All the work that I make, I make it for myself. I don't think about what people will think of it when they see it. And so it's not made for an external viewer in a way. But I feel like people that see it imprint their own story on it anyway, it means something to them. They'll pick up things about parents, abandon, alcoholism, and it will ring true in their own stories. So it's a shared story. In a way, once it leaves me, it has its own life. And then it moves on and tells stories to different people in different ways.
Michael Anthony Lindo was part of the Windrush Generation of migrants invited to the UK from the Caribbean to support post-war Britain. Arriving from Jamaica aged 11, he settled in Devon, UK, where he later married and started a family. Experiencing alcohol addiction, one day he disappeared. Years later, his family discovered he had travelled to Ireland, where he had died while living in woods near Wexford in Ireland. He was 46.
Dead Dad Book refers to a diary filled with photos, newspaper cuttings, handwritten notes and memories that Lindo and her family kept on their journey to piece together Michael's life and death. Each ceramic in the series recounts a different element of the story – including identity and migration, memories from Lindo's childhood with her dad, her father's disappearance and local press reports from the time of his death.
So each one tells a different story and I didn't actually make them in chronological order … I made the 12 of them and then realised that there was a story once I started putting them together.
There’s always an improvement to be made, isn’t there. And so it is always some kind of snaking evolution. This will have been a reaction to the pot I made previously, and the one previous to that.
In side-by-side studios on an industrial estate in Devon, the earthenware pieces are slip-cast (liquid clay carefully poured into a plaster mould) by Brookes, and then delivered to Lindo next door where she painstakingly applies the rich decoration and narrative using the technique of sgraffito (scratching through the surface layer of colour, revealing the white clay underneath) – widely used to decorate North Devon pottery for centuries – to create her designs.
We both do things and bring things to the work that, individually, we couldn’t.
I always feel like the work needs to have sort of a narrator or a character at the forefront, whether that is the vessel or the cat, or something with a face on the pot. I find those are the ones that sort of speak to me the most.
The pot entitled Birth, Marriage and Death alludes to the three milestones that preoccupied Lindo during the search for information about her father. She realised that she had only known him during the middle stage and the other two, birth and death, were a mystery. Events from her parents' lives are represented in Mother and Father (Love and Kaos). Cats, often in pairs, are a recurring theme in Lindo's work, conveying complimentary imagery and ideas.

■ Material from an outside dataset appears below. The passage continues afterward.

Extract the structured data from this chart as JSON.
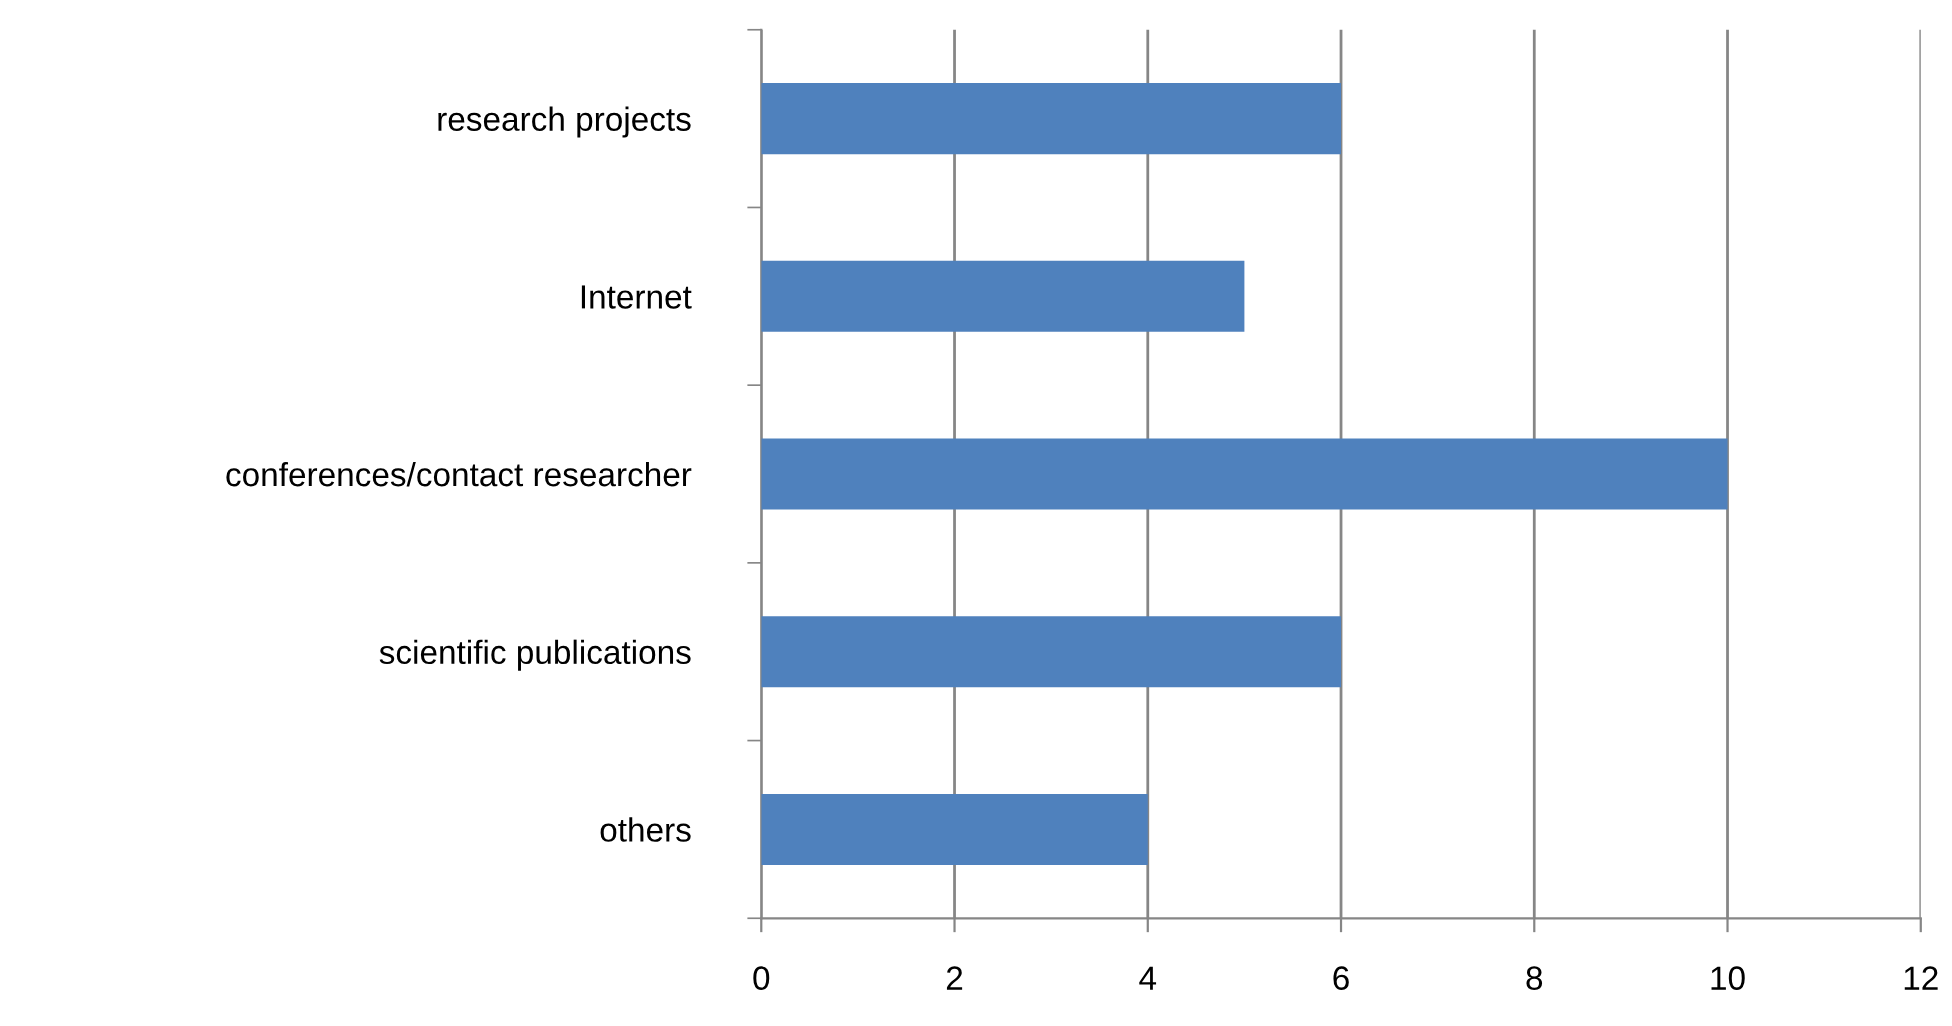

Michael Anthony Lindo (Memory Pot) depicts Michael's hobbies and interests, as remembered by the four Lindo sisters, including a kite he had made for Vicky. Lindo was just six when her parents separated and her father disappeared only a few years later. My Dad reveals a touching and poignant childlike perspective on the world through the eyes of a young Lindo. The inscriptions around the jug impart candid insights into family life.
The final four pieces in the series – Swimming in Coolree Reservoir, Yearning for some facts, The Green Man and Wexford People – all convey details of how Michael had lived and died in Wexford, pieced together from newspaper reports and conversations that the family had with local people who knew him.
In this film, we follow the process of remaking the amphora Wexford People – a pot inscribed with text from a local newspaper report on the discovery of Michael Lindo's body as well as a quote from Vicky Lindo's sister Khali, who initiated the journey to find out what had happened to their father.
The original Wexford People pot will go on display in V&A East Museum when it opens in April 2026.
Lindo and Brookes won the British Ceramics Biennial Award for Dead Dad Book in 2019.